I’ll now hand back to Ant to help us open the call to questions. Thank you.

Anthony EisenCo-Chief Executive Officer and Managing Director

Thanks very much. We would be pleased to take any questions, operator, to the extent there are any.

Questions and Answers:

Operator

Thank you. We will now begin the question-and-answer session. [Operator Instructions] Our first question comes from Phil Chippindale at Ord Minnett. Please go ahead.

Phil ChippindaleOrd Minnett — Analyst

Good morning, Anthony, Nick and Rebecca. Thanks for your time. My first question is just around this virtual card offering in the US. You said it’s offered to 25% of all US customers. I know it’s early days. Can you talk about the uptake? In other words, what proportion of those consumers have actually utilized it so far? And perhaps you could talk us through maybe the ratio of usage outside of your integrated partners to the non-integrated? Thanks.

Anthony EisenCo-Chief Executive Officer and Managing Director

Thanks, Phil. Nick, do you want to pick this one up?

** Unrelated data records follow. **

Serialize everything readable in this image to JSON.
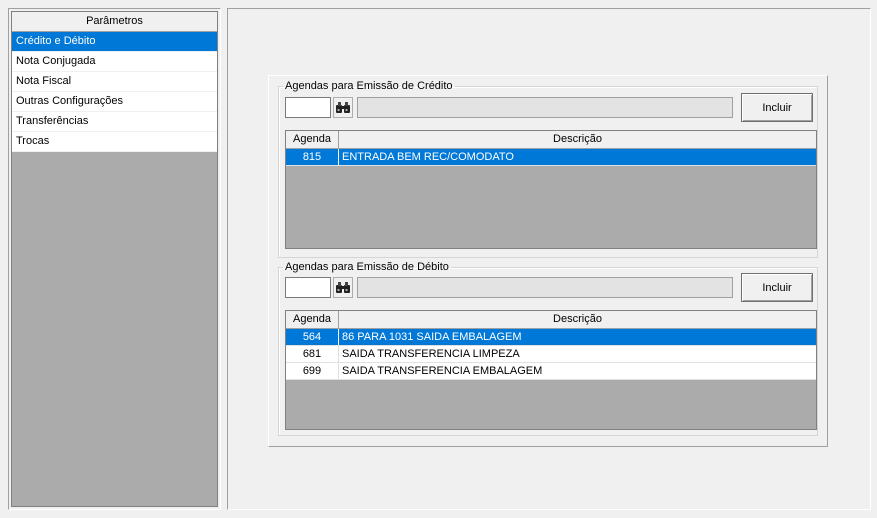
{
  "sidebar": {
    "header": "Parâmetros",
    "items": [
      {
        "label": "Crédito e Débito",
        "selected": true
      },
      {
        "label": "Nota Conjugada",
        "selected": false
      },
      {
        "label": "Nota Fiscal",
        "selected": false
      },
      {
        "label": "Outras Configurações",
        "selected": false
      },
      {
        "label": "Transferências",
        "selected": false
      },
      {
        "label": "Trocas",
        "selected": false
      }
    ]
  },
  "credit": {
    "legend": "Agendas para Emissão de Crédito",
    "code_value": "",
    "description_value": "",
    "include_label": "Incluir",
    "columns": {
      "agenda": "Agenda",
      "descricao": "Descrição"
    },
    "rows": [
      {
        "agenda": "815",
        "descricao": "ENTRADA BEM REC/COMODATO",
        "selected": true
      }
    ]
  },
  "debit": {
    "legend": "Agendas para Emissão de Débito",
    "code_value": "",
    "description_value": "",
    "include_label": "Incluir",
    "columns": {
      "agenda": "Agenda",
      "descricao": "Descrição"
    },
    "rows": [
      {
        "agenda": "564",
        "descricao": "86 PARA 1031 SAIDA EMBALAGEM",
        "selected": true
      },
      {
        "agenda": "681",
        "descricao": "SAIDA TRANSFERENCIA LIMPEZA",
        "selected": false
      },
      {
        "agenda": "699",
        "descricao": "SAIDA TRANSFERENCIA EMBALAGEM",
        "selected": false
      }
    ]
  },
  "icons": {
    "search": "binoculars-icon"
  },
  "colors": {
    "selection": "#0078d7",
    "grid_empty": "#ababab",
    "window_bg": "#f0f0f0"
  }
}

Nick MolnarCo-Chief Executive Officer and Managing Director

Yes. Perfect, thanks. Thanks, Phil. So look, I can’t give the specifics in percentage of users, but what I would say is that the conversion rates that we have seen in terms of usage and also conversion from a lead out to a transaction occurring, definitely, exceeded our expectation. The single-use card was all out of network. So when we’re looking at scaling this product, it’s very much to retailers that aren’t currently on the platform. And naturally, we get a lot of search demand for these brands. Organically, people coming to our app searching for retailers that aren’t live. The ability to capture that captive audience, as well as consumers that are naturally coming to browse via homepage, I would say that the GMV that we’re able to deliver even just with 25% of our customer base having access to it, definitely exceeded our business case and our expectations.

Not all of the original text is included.